There was lots of wonderful buckwheat in bloom. I think that this is Eriogonum umbellatum var polyanthum but I could easily be wrong.

Eriogonum umbellatum var polyanthum

There were lots of these in bud. I think they may be a saxifrage of some sort. The have a rosette of multi-lobed leaves at their bases and then the flower stalks are a good 6 inches tall. It think that they are Heuchera racemosa.

Heuchera racemosa

These low lying shrubs had really sweet smelling flowers and I have no clue what they are. They were maybe 3 to 4 feet across with tons of small flowers with 5 white petals and yellow centers.

Unknown shrub blooming on Meeks Table trail

We made it nearly to the top of the trail before we pooped out. The Ponderosas up on the table are HUGE.

Ponderosa Pines on Meeks Table

Going back down the trail I stopped to take a photo of some Indian Paintbrush. I wonder if there is anywhere in the west that the stuff doesn’t grow. How many hundreds of photos of Indian Paintbrush I have I taken? I don’t want to know. I just love it.

Indian Paintbrush Meeks Table

There was one tiny clump of Lanceleaf stonecrop (Sedum lanceolatum) growing nearby.

Lanceleaf stonecrop (Sedum lanceolatum)

And there was this lush patch of Penstemon growing up above the trail.

Penstemon on trail near Meeks table

We made it back to the truck a little wet but happy and then drove down to a little lake to have lunch. Walter thought that he’d seen a sign that indicated that the road we were on went on over the mountain to US Hwy 12 where we were staying. So we went on adventure to see if he was right. The road ended abruptly as did the other spur we found. But we got to see masses of these yellow flowers in bloom.

Unknown wildflower

They’re composite flowers but have leaves like a delphinium.

Unknown wildflower

And they aren’t in the one wildflower book that I have with me.
We turned around and drove on down the mountain passing masses of lupine blooming in amongst the Ponderosa Pines with a bit of sun break to boot.
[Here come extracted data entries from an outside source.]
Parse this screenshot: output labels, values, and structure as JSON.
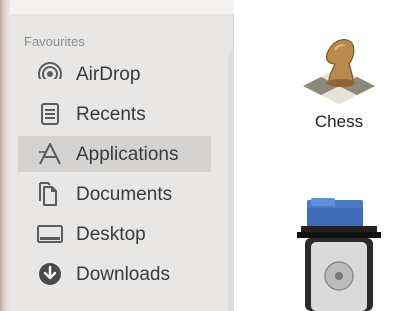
{
  "sidebar": {
    "heading": "Favourites",
    "items": [
      {
        "label": "AirDrop",
        "icon": "airdrop-icon"
      },
      {
        "label": "Recents",
        "icon": "recents-icon"
      },
      {
        "label": "Applications",
        "icon": "applications-icon",
        "selected": true
      },
      {
        "label": "Documents",
        "icon": "documents-icon"
      },
      {
        "label": "Desktop",
        "icon": "desktop-icon"
      },
      {
        "label": "Downloads",
        "icon": "downloads-icon"
      }
    ]
  },
  "main": {
    "apps": [
      {
        "label": "Chess",
        "icon": "chess-app-icon"
      },
      {
        "label": "",
        "icon": "disk-utility-app-icon"
      }
    ]
  },
  "colors": {
    "sidebar_bg": "#e8e7e6",
    "selected_bg": "#d4d3d2",
    "text": "#3a3a3a",
    "heading": "#8d8c8b"
  }
}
Lupine blooming on Ponderosa Pine forest floor

It was still cold that night and we awakened to find that it was only 47 in the trailer the next morning. When we went over White Pass (elevation 4500 ft) you could see that there was fresh snow up at about 5,000 ft. And the truck said it was only 38 degrees outside.

We’d hoped to camp at La Wis Wis during the week, but it was wet and only 45 there when we drove through to check it out. In addition, the big trees have encroached on the campground road so that we could barely make it through (inches to spare) so we decided to go on down the road for some power and internet for the night.